THIS HOLIDAY WEEKEND, as you fire up the grill, perhaps gather with family and friends or head Up North to the lake cabin, please pause to remember the reason for Memorial Day.
It’s not about the unofficial start of summer or a day off work or whatever. Rather, Memorial Day is a day for honoring those military men and women who died in service to their country. It is a day to reflect on that sacrifice of life, to honor, mourn, remember.
As the daughter of a Korean War veteran who served as an infantryman with the US Army on the frontlines in Korea and decades later received the Purple Heart, I grew up understanding the significance of Memorial Day. I attended the annual Memorial Day program in my hometown of Vesta, publicly read the poem, “In Flander’s Fields,” multiple times, went to the cemetery afterwards, listened to the haunting playing of taps.

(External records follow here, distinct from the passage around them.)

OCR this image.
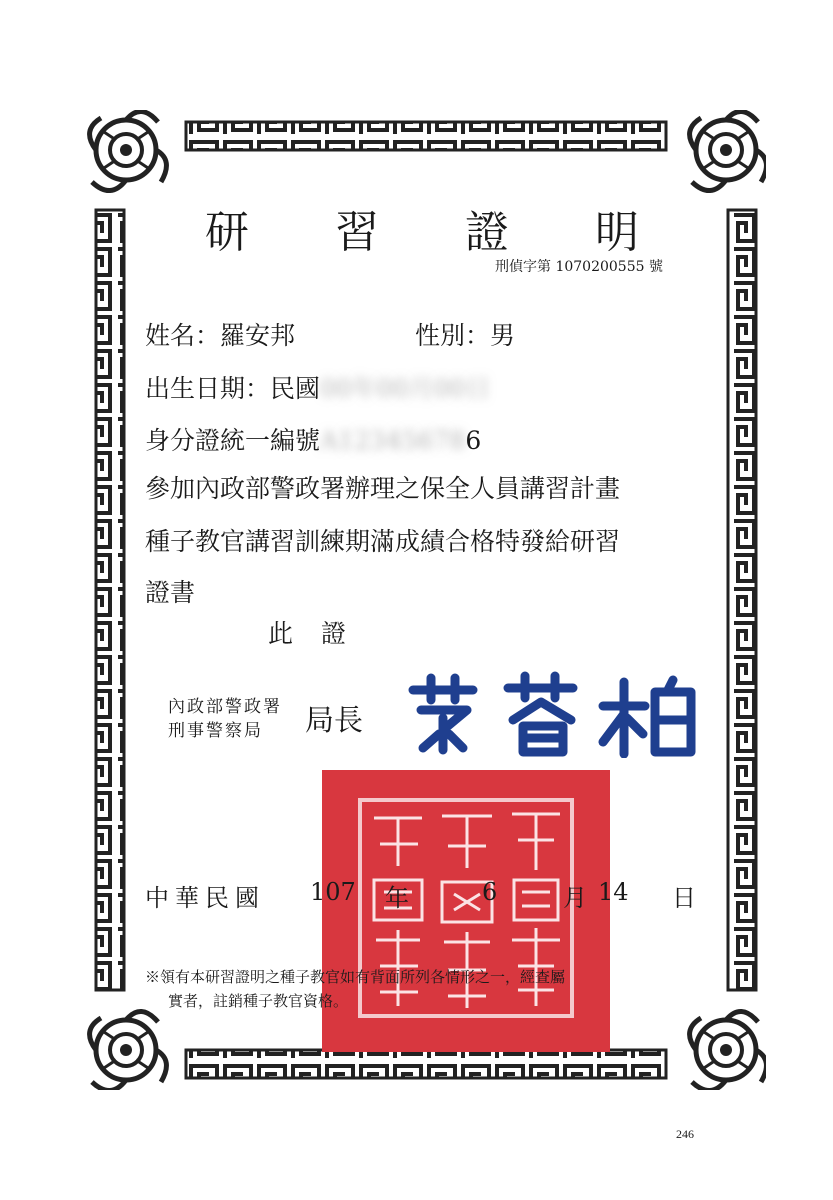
研 習 證 明
刑偵字第 1070200555 號
姓名：羅安邦	性別：男
出生日期：民國00年00月00日
身分證統一編號A123456786
參加內政部警政署辦理之保全人員講習計畫
種子教官講習訓練期滿成績合格特發給研習
證書
此 證
內政部警政署
刑事警察局	局長
中華民國 107 年	6	月 14 日
※領有本研習證明之種子教官如有背面所列各情形之一，經查屬
實者，註銷種子教官資格。
246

My heart holds those Memorial Day memories which prompt me, to this day, to attend a local event honoring fallen soldiers.
Yet it is not the pageantry of a parade, the flying of flags, the singing of patriotic songs, the delivery of speeches or even a poppy pinned to a lapel that moves me the most. Rather, it is the singular playing of taps. Mournful and heartwrenching in a way that grips my soul with grief. For those who died in service. For those left behind.
Memorial Day is, to me, a profoundly powerful day. It brings not only emotions of sorrow, but also of gratitude.